在python中过滤CSV文件 [英] Filtering a CSV file in python
问题描述
我已下载此 csv file ,其创建基因信息的电子表格。重要的是,在 HLA - *
列中,有基因信息。如果基因太低的分辨率。 DQB1 * 03
,则应该删除该行。如果数据太高,例如 DQB1 * 03:02:01
,则需要删除末尾的:01
标记。所以,理想情况下,我想要的格式是 DQB1 * 03:02
,以便它有两个级别的解决方案 DQB1 *
。我如何告诉python寻找这些格式,并忽略它们存储的数据。
例如
I have downloaded this csv file, which creates a spreadsheet of gene information. What is important is that in the HLA-*
columns, there is gene information. If the gene is too low of a resolution e.g. DQB1*03
then the row should be deleted. If the data is too high resoltuion e.g. DQB1*03:02:01
, then the :01
tag at the end needs to be removed. So, ideally I want to proteins to be in the format DQB1*03:02
, so that it has two levels of resolution after DQB1*
. How can I tell python to look for these formats, and ignore the data stored in them.
e.g.
if (csvCell is of format DQB1*03:02:01):
delete the :01 # but do this in a general format
elif (csvCell is of format DQB1*03):
delete row
else:
goto next line
更新:我引用的编辑代码
UPDATE: Edited code I referenced
import csv
import re
import sys
csvdictreader = csv.DictReader(open('mhc.csv','r+b'), delimiter=',')
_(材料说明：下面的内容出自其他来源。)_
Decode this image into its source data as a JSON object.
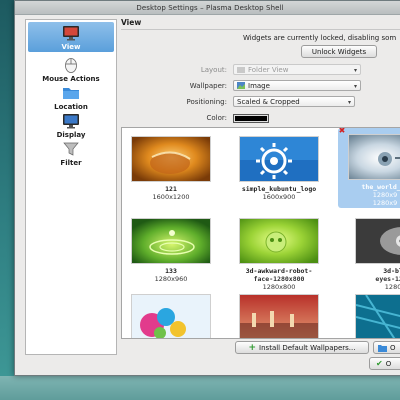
{
  "window": {
    "title": "Desktop Settings – Plasma Desktop Shell"
  },
  "sidebar": {
    "items": [
      {
        "label": "View",
        "icon": "monitor-view-icon",
        "selected": true
      },
      {
        "label": "Mouse Actions",
        "icon": "mouse-icon",
        "selected": false
      },
      {
        "label": "Location",
        "icon": "folder-icon",
        "selected": false
      },
      {
        "label": "Display",
        "icon": "display-icon",
        "selected": false
      },
      {
        "label": "Filter",
        "icon": "funnel-icon",
        "selected": false
      }
    ]
  },
  "main": {
    "header": "View",
    "lock_message": "Widgets are currently locked, disabling som",
    "unlock_button": "Unlock Widgets",
    "layout": {
      "label": "Layout:",
      "value": "Folder View"
    },
    "wallpaper": {
      "label": "Wallpaper:",
      "value": "Image"
    },
    "positioning": {
      "label": "Positioning:",
      "value": "Scaled & Cropped"
    },
    "color": {
      "label": "Color:",
      "value": "#000000"
    }
  },
  "wallpapers": [
    {
      "name": "121",
      "resolution": "1600x1200",
      "selected": false
    },
    {
      "name": "simple_kubuntu_logo",
      "resolution": "1600x900",
      "selected": false
    },
    {
      "name": "the_world_is",
      "name2": "1280x9",
      "resolution": "1280x9",
      "selected": true
    },
    {
      "name": "133",
      "resolution": "1280x960",
      "selected": false
    },
    {
      "name": "3d-awkward-robot-",
      "name2": "face-1280x800",
      "resolution": "1280x800",
      "selected": false
    },
    {
      "name": "3d-blu",
      "name2": "eyes-1280x",
      "resolution": "1280x",
      "selected": false
    }
  ],
  "footer": {
    "install_button": "Install Default Wallpapers...",
    "open_button": "O",
    "ok_button": "O"
  },
  "colors": {
    "accent": "#5a9fdb",
    "selection": "#a9cdf0"
  }
}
csvdictwriter = csv.DictWriter(file('mhc_fixed.csv','r+b'), fieldnames=csvdictreader.fieldnames, delimiter=',')
csvdictwriter.writeheader()
targets = [name for name in csvdictreader.fieldnames if name.startswith('HLA-D')]
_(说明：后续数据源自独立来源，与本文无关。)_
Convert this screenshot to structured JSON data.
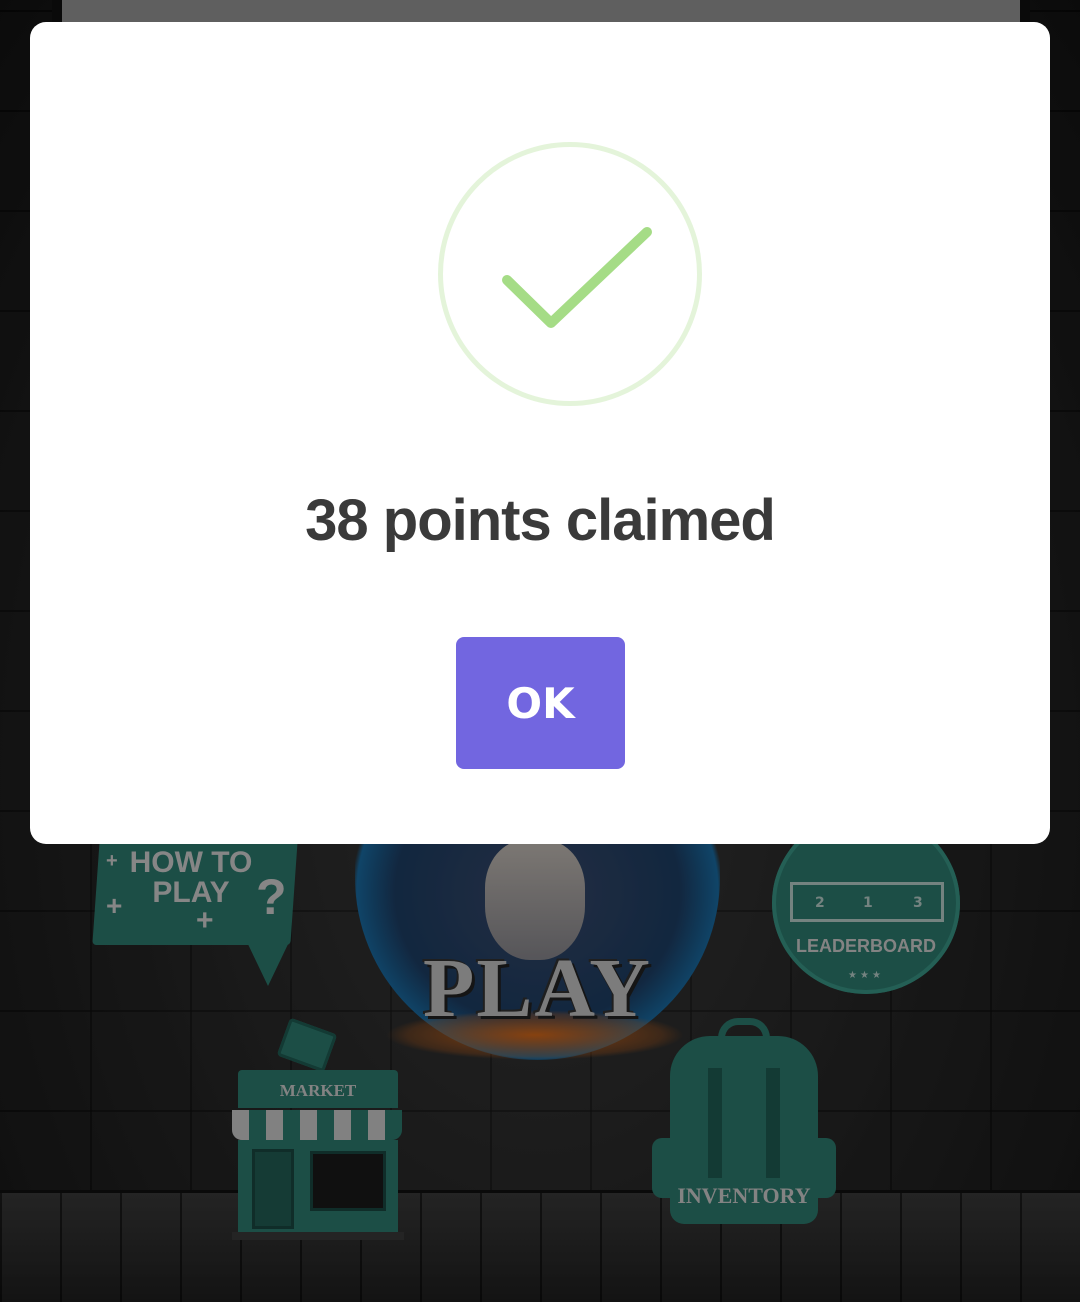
{
  "game_menu": {
    "how_to_play_label": "HOW TO PLAY",
    "how_to_play_symbol": "?",
    "play_label": "PLAY",
    "leaderboard_label": "LEADERBOARD",
    "leaderboard_ranks": [
      "2",
      "1",
      "3"
    ],
    "market_label": "MARKET",
    "inventory_label": "INVENTORY"
  },
  "modal": {
    "icon": "success-check-icon",
    "message": "38 points claimed",
    "ok_label": "OK",
    "colors": {
      "check": "#a5dc86",
      "button": "#7266e0",
      "text": "#3a3a3a"
    }
  }
}
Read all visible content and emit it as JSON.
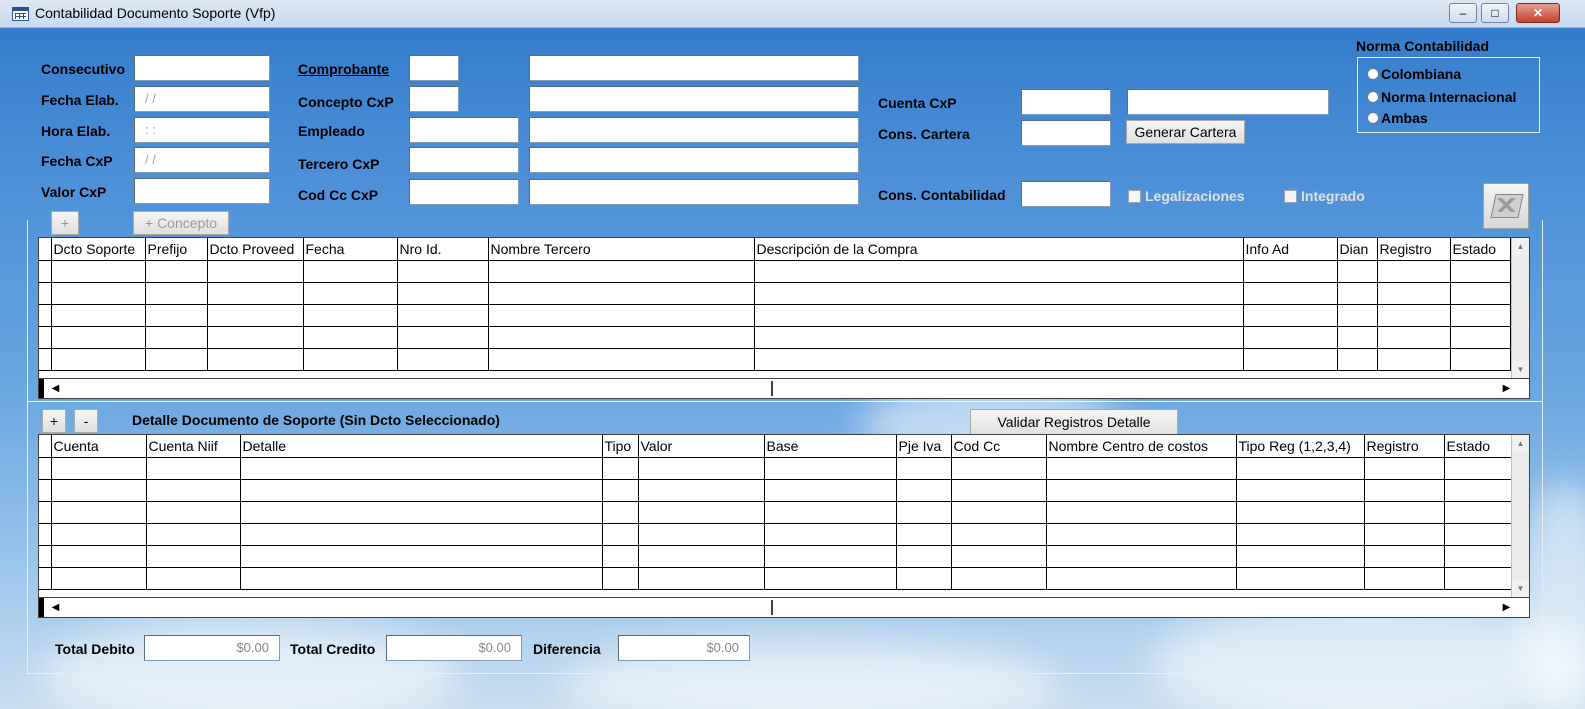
{
  "window": {
    "title": "Contabilidad Documento Soporte (Vfp)",
    "min_label": "–",
    "max_label": "□",
    "close_label": "✕"
  },
  "form": {
    "consecutivo_label": "Consecutivo",
    "fecha_elab_label": "Fecha Elab.",
    "fecha_elab_value": " / /",
    "hora_elab_label": "Hora Elab.",
    "hora_elab_value": " : :",
    "fecha_cxp_label": "Fecha CxP",
    "fecha_cxp_value": " / /",
    "valor_cxp_label": "Valor CxP",
    "comprobante_label": "Comprobante",
    "concepto_cxp_label": "Concepto CxP",
    "empleado_label": "Empleado",
    "tercero_cxp_label": "Tercero CxP",
    "cod_cc_cxp_label": "Cod Cc CxP",
    "cuenta_cxp_label": "Cuenta CxP",
    "cons_cartera_label": "Cons. Cartera",
    "generar_cartera_label": "Generar Cartera",
    "cons_contabilidad_label": "Cons. Contabilidad",
    "legalizaciones_label": "Legalizaciones",
    "integrado_label": "Integrado",
    "add_label": "+",
    "add_concepto_label": "+ Concepto"
  },
  "norma": {
    "title": "Norma Contabilidad",
    "options": [
      "Colombiana",
      "Norma Internacional",
      "Ambas"
    ]
  },
  "grid1": {
    "columns": [
      "Dcto Soporte",
      "Prefijo",
      "Dcto Proveed",
      "Fecha",
      "Nro Id.",
      "Nombre Tercero",
      "Descripción de la Compra",
      "Info Ad",
      "Dian",
      "Registro",
      "Estado"
    ]
  },
  "detail": {
    "add_label": "+",
    "remove_label": "-",
    "title": "Detalle Documento de Soporte (Sin Dcto Seleccionado)",
    "validar_label": "Validar Registros Detalle"
  },
  "grid2": {
    "columns": [
      "Cuenta",
      "Cuenta Niif",
      "Detalle",
      "Tipo",
      "Valor",
      "Base",
      "Pje Iva",
      "Cod Cc",
      "Nombre Centro de costos",
      "Tipo Reg (1,2,3,4)",
      "Registro",
      "Estado"
    ]
  },
  "totals": {
    "debito_label": "Total Debito",
    "debito_value": "$0.00",
    "credito_label": "Total Credito",
    "credito_value": "$0.00",
    "diferencia_label": "Diferencia",
    "diferencia_value": "$0.00"
  }
}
for rowfields in csvdictreader:
keep = True
for field in targets:
value = rowfields[field]
if re.match(r'^\w+\*\d\d$', value):
keep = False
break # quit processing target fields
elif re.match(r'^(\w+)\*(\d+):(\d+):(\d+):(\d+)$', value):
rowfields[field] = re.sub(r'^(\w+)\*(\d+):(\d+):(\d+):(\d+)$',r'\1*\2:\3', value)
else: # reduce gene resolution if too high
# by only keeping first two alles if three are present
rowfields[field] = re.sub(r'^(\w+)\*(\d+):(\d+):(\d+)$',r'\1*\2:\3', value)
if keep:
csvdictwriter.writerow(rowfields)
推荐答案
这里有一些东西,我认为会做你想要的。这不像Peter的回答那么简单,因为它使用Python的 csv
模块来处理文件。
Here's something that I think will do what you want. It's not as simple as Peter's answer because it uses Python's csv
module to process the file. It could probably be rewritten and simplified to just treat the file as a plain text as his does, but that should be easy.
import csv
import re
import sys
csvdictreader = csv.DictReader(sys.stdin, delimiter=',')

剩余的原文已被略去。